Model checkpoints are released at huggingface:
Property |
Details |
ALMA - 7B |
Base Model Link: [haoranxu/ALMA - 7B](https://huggingface.co/haoranxu/ALMA - 7B), LoRA Link: - |
ALMA - 7B - LoRA |
Base Model Link: [haoranxu/ALMA - 7B - Pretrain](https://huggingface.co/haoranxu/ALMA - 7B - Pretrain), LoRA Link: [haoranxu/ALMA - 7B - Pretrain - LoRA](https://huggingface.co/haoranxu/ALMA - 7B - Pretrain - LoRA) |
ALMA - 7B - R (NEW!) |
Base Model Link: [haoranxu/ALMA - 7B - R (LoRA merged)](https://huggingface.co/haoranxu/ALMA - 7B - R), LoRA Link: - |
ALMA - 13B |
Base Model Link: [haoranxu/ALMA - 13B](https://huggingface.co/haoranxu/ALMA - 13B), LoRA Link: - |
ALMA - 13B - LoRA |
Base Model Link: [haoranxu/ALMA - 13B - Pretrain](https://huggingface.co/haoranxu/ALMA - 13B - Pretrain), LoRA Link: [haoranxu/ALMA - 13B - Pretrain - LoRA](https://huggingface.co/haoranxu/ALMA - 13B - Pretrain - LoRA) |
ALMA - 13B - R (NEW!) |
Base Model Link: [haoranxu/ALMA - 13B - R (LoRA merged)](https://huggingface.co/haoranxu/ALMA - 13B - R), LoRA Link: - |
Note that ALMA - 7B - Pretrain
and ALMA - 13B - Pretrain
are NOT translation models. They only experience stage 1 monolingual fine - tuning (20B tokens for the 7B model and 12B tokens for the 13B model), and should be utilized in conjunction with their LoRA models.
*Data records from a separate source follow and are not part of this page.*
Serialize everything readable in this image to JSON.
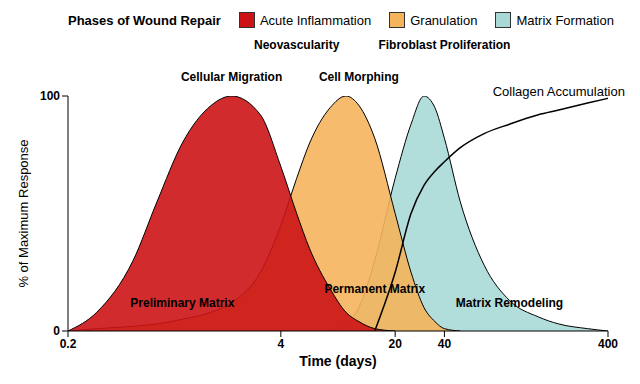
{
  "chart_data": {
    "type": "area",
    "title": "Phases of Wound Repair",
    "x_label": "Time (days)",
    "y_label": "% of Maximum Response",
    "x": [
      0.2,
      0.3,
      0.5,
      0.7,
      1,
      1.5,
      2,
      3,
      4,
      5,
      6,
      8,
      10,
      12,
      15,
      20,
      25,
      30,
      35,
      40,
      50,
      70,
      100,
      150,
      200,
      300,
      400
    ],
    "series": [
      {
        "name": "Acute Inflammation",
        "type": "area",
        "color": "#cc1417",
        "values": [
          0,
          8,
          30,
          55,
          80,
          96,
          100,
          92,
          70,
          50,
          35,
          18,
          8,
          4,
          1,
          0,
          null,
          null,
          null,
          null,
          null,
          null,
          null,
          null,
          null,
          null,
          null
        ]
      },
      {
        "name": "Granulation",
        "type": "area",
        "color": "#f5b45c",
        "values": [
          0,
          1,
          2,
          3,
          5,
          8,
          12,
          25,
          45,
          65,
          80,
          95,
          100,
          96,
          82,
          50,
          25,
          10,
          4,
          1,
          0,
          null,
          null,
          null,
          null,
          null,
          null
        ]
      },
      {
        "name": "Matrix Formation",
        "type": "area",
        "color": "#a9d9d6",
        "values": [
          null,
          null,
          null,
          null,
          null,
          null,
          null,
          null,
          null,
          null,
          null,
          0,
          3,
          10,
          30,
          65,
          88,
          100,
          95,
          82,
          55,
          28,
          13,
          6,
          3,
          1,
          0
        ]
      },
      {
        "name": "Collagen Accumulation",
        "type": "line",
        "color": "#000000",
        "values": [
          null,
          null,
          null,
          null,
          null,
          null,
          null,
          null,
          null,
          null,
          null,
          null,
          null,
          null,
          0,
          25,
          50,
          62,
          68,
          72,
          78,
          84,
          88,
          92,
          94,
          97,
          99
        ]
      }
    ],
    "annotations": [
      {
        "text": "Cellular Migration",
        "x": 2,
        "y": 108
      },
      {
        "text": "Neovascularity",
        "x": 5,
        "y": 122
      },
      {
        "text": "Cell Morphing",
        "x": 12,
        "y": 108
      },
      {
        "text": "Fibroblast Proliferation",
        "x": 40,
        "y": 122
      },
      {
        "text": "Preliminary Matrix",
        "x": 1,
        "y": 12
      },
      {
        "text": "Permanent Matrix",
        "x": 15,
        "y": 18
      },
      {
        "text": "Matrix Remodeling",
        "x": 100,
        "y": 12
      }
    ],
    "log": "x",
    "xlim": [
      0.2,
      400
    ],
    "xticks": [
      0.2,
      4,
      20,
      40,
      400
    ],
    "ylim": [
      0,
      100
    ],
    "yticks": [
      0,
      100
    ],
    "grid": false,
    "legend": "upper left"
  }
}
Datasets used by ALMA and ALMA - R are also released at huggingface now (NEW!)
Property |
Train / Validation |
Test |
Human - Written Parallel Data (ALMA) |
[train and validation](https://huggingface.co/datasets/haoranxu/ALMA - Human - Parallel) |
[WMT'22](https://huggingface.co/datasets/haoranxu/WMT22 - Test) |
Triplet Preference Data |
[train](https://huggingface.co/datasets/haoranxu/ALMA - R - Preference) |
[WMT'22](https://huggingface.co/datasets/haoranxu/WMT22 - Test) and [WMT'23](https://huggingface.co/datasets/haoranxu/WMT23 - Test) |
Please find more details in our GitHub repository
🔧 Technical Details
The text does not provide specific technical details, so this section is skipped.
📄 License
The project is licensed under the MIT license.